PCI – Chapter Two – Pearson Score, MovieLens

Ha, the following query (mySQL) gives the Pearson Score for one critic (userId = 6) against all others in set:

SELECT count(*),
sum(a.rating) ‘sum1’,
sum(pow(a.rating,2)) ‘sum1Sq’,
sum(b.rating) ‘sum2’,
sum(pow(b.rating,2)) ‘sum2Sq’,
sum(a.rating*b.rating) ‘pSum’,
sum(a.rating*b.rating)-(sum(a.rating)*sum(b.rating)/count(*)) ‘num’,
sqrt((sum(pow(a.rating,2))-(pow(sum(a.rating),2)/count(*)))*
(sum(pow(b.rating,2))-(pow(sum(b.rating),2)/count(*)))) ‘den’,
(sum(a.rating*b.rating)-(sum(a.rating)*sum(b.rating)/count(*))) / (sqrt((sum(pow(a.rating,2))-(pow(sum(a.rating),2)/count(*)))*
(sum(pow(b.rating,2))-(pow(sum(b.rating),2)/count(*))))) ‘pearson’
FROM data a INNER JOIN data b ON a.itemid = b.itemid AND a.userId <> b.userId
WHERE a.userId = 6
GROUP BY b.userid

Please excuse my lack of blogging skills… I’ll make pretty as soon as I am able.

Best to index appropriately as work that follows may give pc-fan a workout.
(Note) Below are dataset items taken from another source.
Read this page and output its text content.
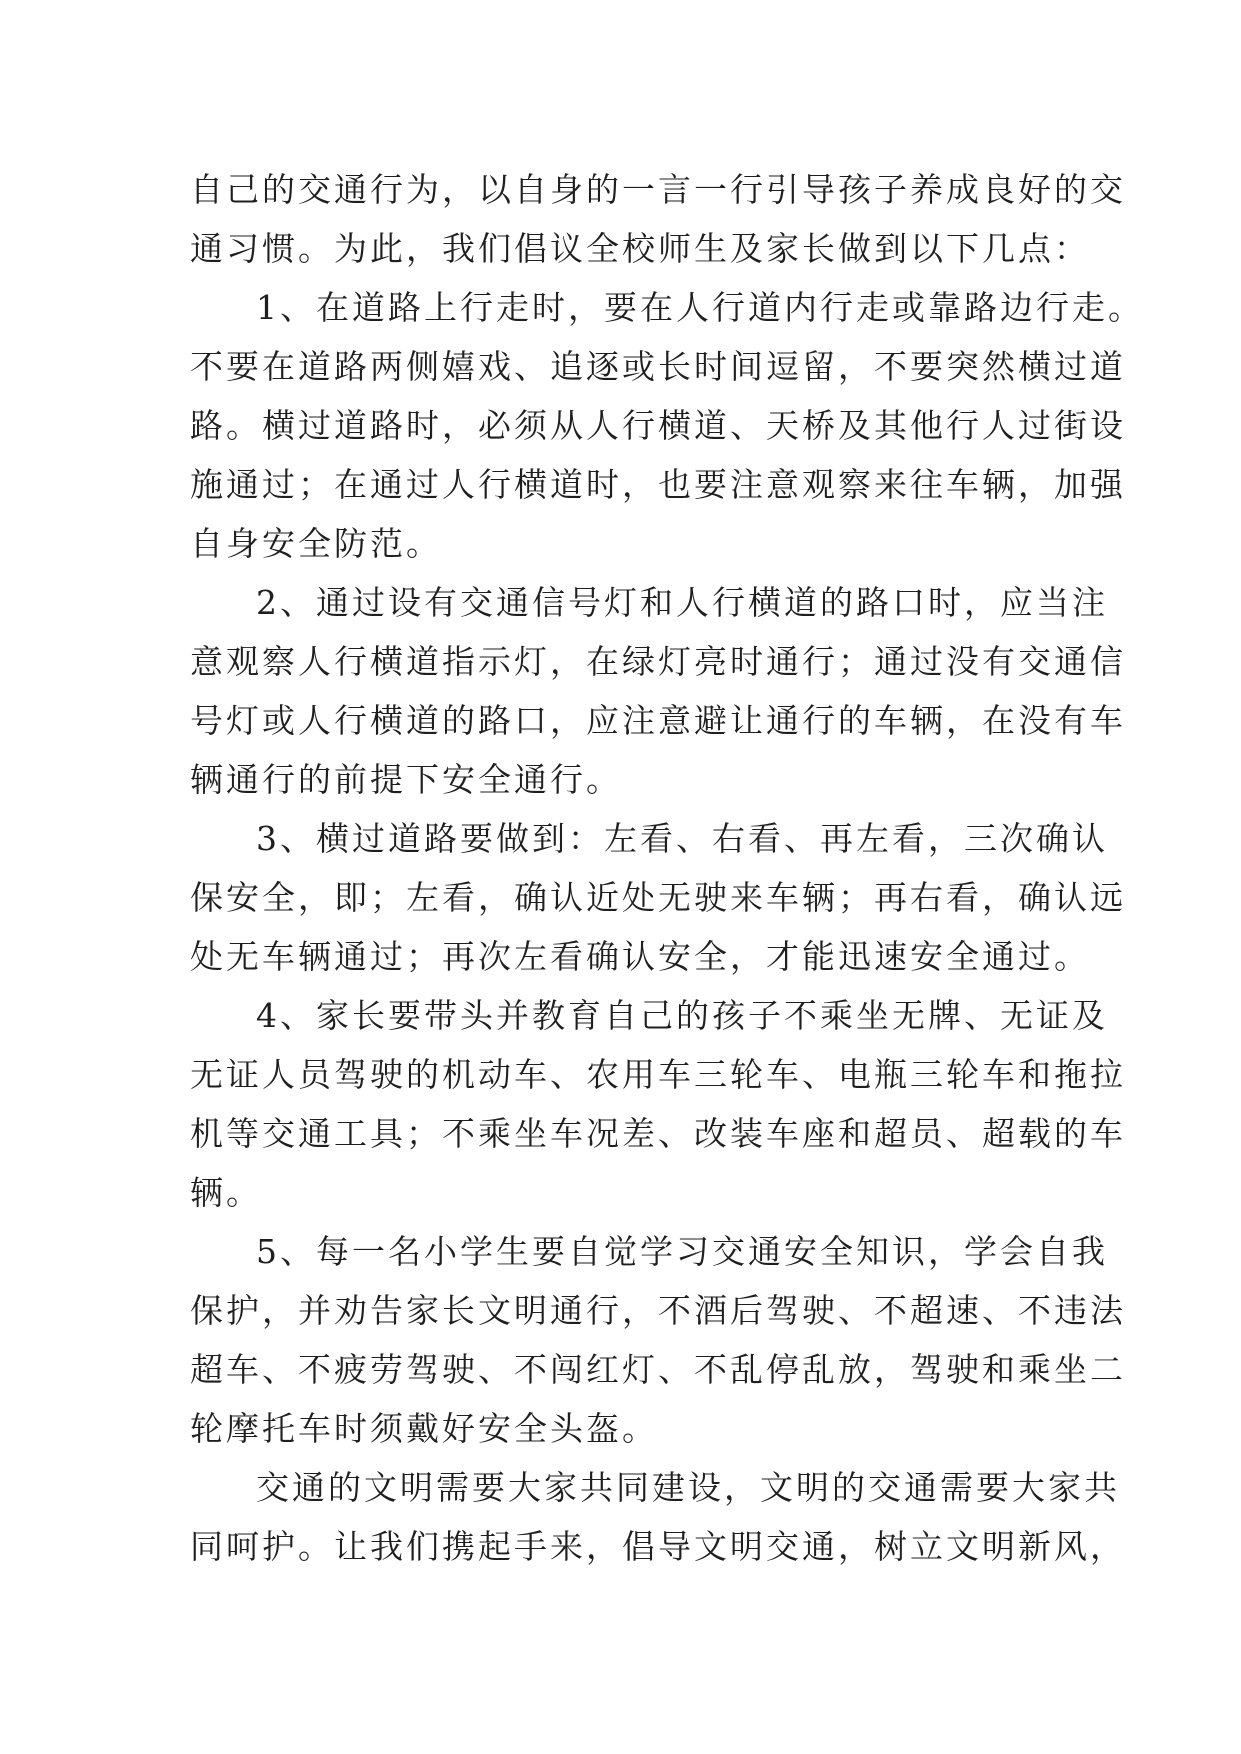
自己的交通行为，以自身的一言一行引导孩子养成良好的交
通习惯。为此，我们倡议全校师生及家长做到以下几点：
1、在道路上行走时，要在人行道内行走或靠路边行走。
不要在道路两侧嬉戏、追逐或长时间逗留，不要突然横过道
路。横过道路时，必须从人行横道、天桥及其他行人过街设
施通过；在通过人行横道时，也要注意观察来往车辆，加强
自身安全防范。
2、通过设有交通信号灯和人行横道的路口时，应当注
意观察人行横道指示灯，在绿灯亮时通行；通过没有交通信
号灯或人行横道的路口，应注意避让通行的车辆，在没有车
辆通行的前提下安全通行。
3、横过道路要做到：左看、右看、再左看，三次确认
保安全，即；左看，确认近处无驶来车辆；再右看，确认远
处无车辆通过；再次左看确认安全，才能迅速安全通过。
4、家长要带头并教育自己的孩子不乘坐无牌、无证及
无证人员驾驶的机动车、农用车三轮车、电瓶三轮车和拖拉
机等交通工具；不乘坐车况差、改装车座和超员、超载的车
辆。
5、每一名小学生要自觉学习交通安全知识，学会自我
保护，并劝告家长文明通行，不酒后驾驶、不超速、不违法
超车、不疲劳驾驶、不闯红灯、不乱停乱放，驾驶和乘坐二
轮摩托车时须戴好安全头盔。
交通的文明需要大家共同建设，文明的交通需要大家共
同呵护。让我们携起手来，倡导文明交通，树立文明新风，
And for a list of critics userId 6 should be paying attention to:

SELECT count(*) ‘movies in common’,
sum(a.rating) ‘sum1’,
sum(pow(a.rating,2)) ‘sum1Sq’,
sum(b.rating) ‘sum2’,
sum(pow(b.rating,2)) ‘sum2Sq’,
sum(a.rating*b.rating) ‘pSum’,
sum(a.rating*b.rating)-(sum(a.rating)*sum(b.rating)/count(*)) ‘num’,
sqrt((sum(pow(a.rating,2))-(pow(sum(a.rating),2)/count(*)))*
(sum(pow(b.rating,2))-(pow(sum(b.rating),2)/count(*)))) ‘den’,
b.UserId ‘User’,
(sum(a.rating*b.rating)-(sum(a.rating)*sum(b.rating)/count(*))) / (sqrt((sum(pow(a.rating,2))-(pow(sum(a.rating),2)/count(*)))*
(sum(pow(b.rating,2))-(pow(sum(b.rating),2)/count(*))))) ‘pearson’
FROM data a INNER JOIN data b ON a.itemid = b.itemid AND a.userId <> b.userId
WHERE a.userId = 6
GROUP BY b.userid
ORDER BY 10 DESC

Interesting Note – These critic recommendations are of limited values if critic in question has but a few movies in common with us (userId 6). I bet companies that use these methods for recommending other users, etc. have a sweet spot. i.e. – Too little items in common would skew score one way and too many the other.

PCI – Chapter Two – Update!

After following all the examples in the chapter (spending most of my time in the Movielens data), I’ve moved the movie data to a mySQL database and calculated sim scores between arbitrary users and whole set. I wish mySQL had better tools…

Before moving on, I’ll play with data and see what I find most interesting. I’ve thought about rating the movies myself to use me as the baseline for comparison… It would surely give me a sense of how ‘good’ these recommendations are.

Darn, sql backup of movieLens (100k reviews, they have a set with one million reviews!) is 3.1 Mb.

Lastly, I am getting stumped with some very simple examples in the book. Seems to me the numbers used in some formulas are incorrect or from slightly different dataset (different ratings). The math sound as are the results. I’m gonna chuck it up to book error data. I’ll follow up on this and see where I miss a step or something.

PCI – Chapter Two – Making Recommendations

Chapter two is all about using freely available datasets to make recommendations. The math is easy to follow and the python examples help digest all the dense bits. Finishing all the examples, I looked up the movielens data and to my surprise, there is a book dataset of some sort as well. This is great!

I am going to follow up with some quick apps as proof of concepts, first with the movie data and then with the book data. I’ll try to put some twist on these to complement what I’ve learned from the book. BTW- the author has made the code available on his blog.

My tools of choice, however, are any flavor of SQL and Coldfusion, maybe rails. I’ll be using mySQL for now, not sure on programming language yet. If anyone cares, I can provide source when I am done.